7 octobre 2013, 01:26

« Le véritable ancêtre du matérialisme anglais et de toute science expérimentale moderne, c’est Bacon. La science basée sur l’expérience de la nature constitue à ses yeux la vraie science, et la physique sensible en est la partie la plus noble. Il se réfère souvent à Anaxagore et ses homoioméries, ainsi qu’à Démocrite et ses atomes. D’après sa doctrine, les sens sont infaillibles et la source de toutes les connaissances. La science est la science de l’expérience et consiste dans l’application d’une méthode rationnelle au donné sensible. Induction, analyse, comparaison, observation, expérimentation, telles sont les conditions principales d’une méthode rationnelle. Parmi les propriétés innées de la matière, le mouvement est la première et la plus éminente, non seulement en tant que mouvement mécanique et mathématique, mais plus encore comme instinct, esprit vital, force expansive, tourment de la matière-pour employer l’expression de Jacob Boehme. Les formes primitives de la matière sont des forces essentielles vivantes, individualisantes, inhérentes à elle, et ce sont elles qui produisent les différences spécifiques.
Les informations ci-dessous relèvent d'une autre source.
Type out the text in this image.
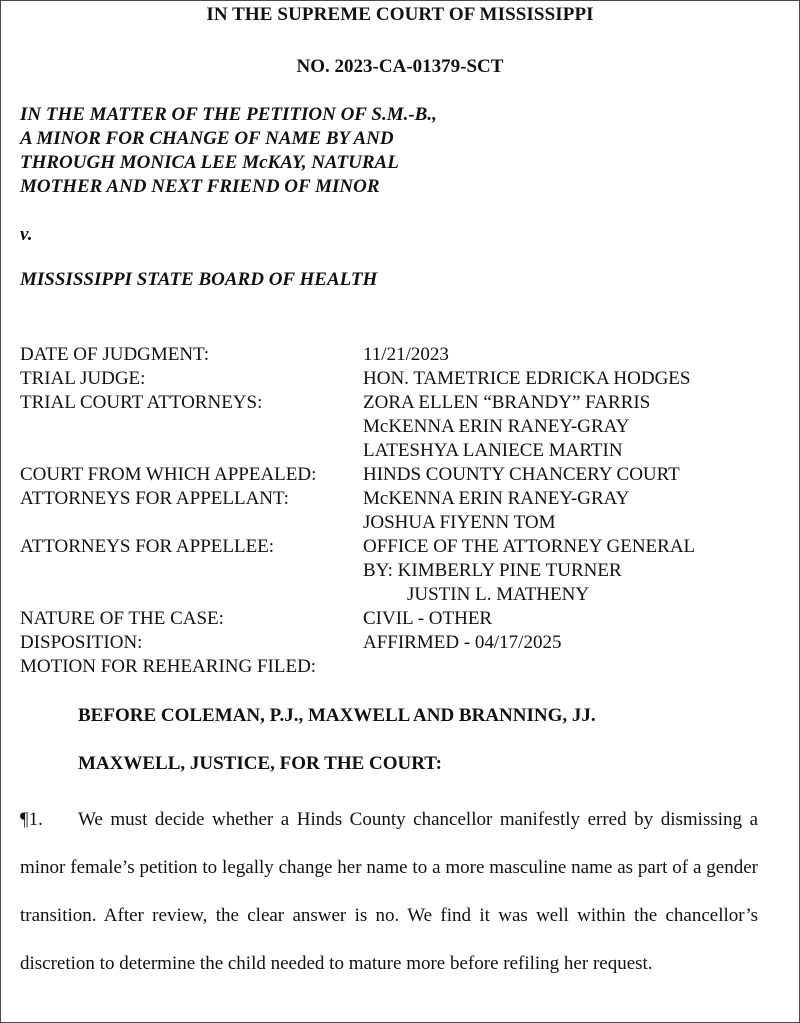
IN THE SUPREME COURT OF MISSISSIPPI
NO. 2023-CA-01379-SCT
IN THE MATTER OF THE PETITION OF S.M.-B.,
A MINOR FOR CHANGE OF NAME BY AND
THROUGH MONICA LEE McKAY, NATURAL
MOTHER AND NEXT FRIEND OF MINOR
v.
MISSISSIPPI STATE BOARD OF HEALTH
DATE OF JUDGMENT:	11/21/2023
TRIAL JUDGE:	HON. TAMETRICE EDRICKA HODGES
TRIAL COURT ATTORNEYS:	ZORA ELLEN “BRANDY” FARRIS
McKENNA ERIN RANEY-GRAY
LATESHYA LANIECE MARTIN
COURT FROM WHICH APPEALED:	HINDS COUNTY CHANCERY COURT
ATTORNEYS FOR APPELLANT:	McKENNA ERIN RANEY-GRAY
JOSHUA FIYENN TOM
ATTORNEYS FOR APPELLEE:	OFFICE OF THE ATTORNEY GENERAL
BY: KIMBERLY PINE TURNER
JUSTIN L. MATHENY
NATURE OF THE CASE:	CIVIL - OTHER
DISPOSITION:	AFFIRMED - 04/17/2025
MOTION FOR REHEARING FILED:
BEFORE COLEMAN, P.J., MAXWELL AND BRANNING, JJ.
MAXWELL, JUSTICE, FOR THE COURT:
¶1. We must decide whether a Hinds County chancellor manifestly erred by dismissing a minor female’s petition to legally change her name to a more masculine name as part of a gender transition. After review, the clear answer is no. We find it was well within the chancellor’s discretion to determine the child needed to mature more before refiling her request.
« Chez Bacon, son fondateur, le matérialisme recèle encore, de naïve façon, les germes d’un développement multiple. La matière sourit à l’homme total dans l’éclat de sa poétique sensualité ; par contre, la doctrine aphoristique, elle, fourmille encore d’inconséquences théologiques.

« Dans la suite de son évolution, le matérialisme devient étroit. C’est Hobbes qui systématise le matérialisme de Bacon. Le monde sensible perd son charme original et devient le sensible abstrait du géomètre. Le mouvement physique est sacrifié au mouvement mécanique ou mathématique ; la géométrie est proclamée science principale. Le matérialisme se fait misanthrope. Pour pouvoir battre sur son propre terrain l’esprit misanthrope et désincarné, le matérialisme est forcé de mortifier lui-même sa chair et de se faire ascète. Il se présente comme un être de raison, mais développe aussi bien la logique inexorable de l’entendement.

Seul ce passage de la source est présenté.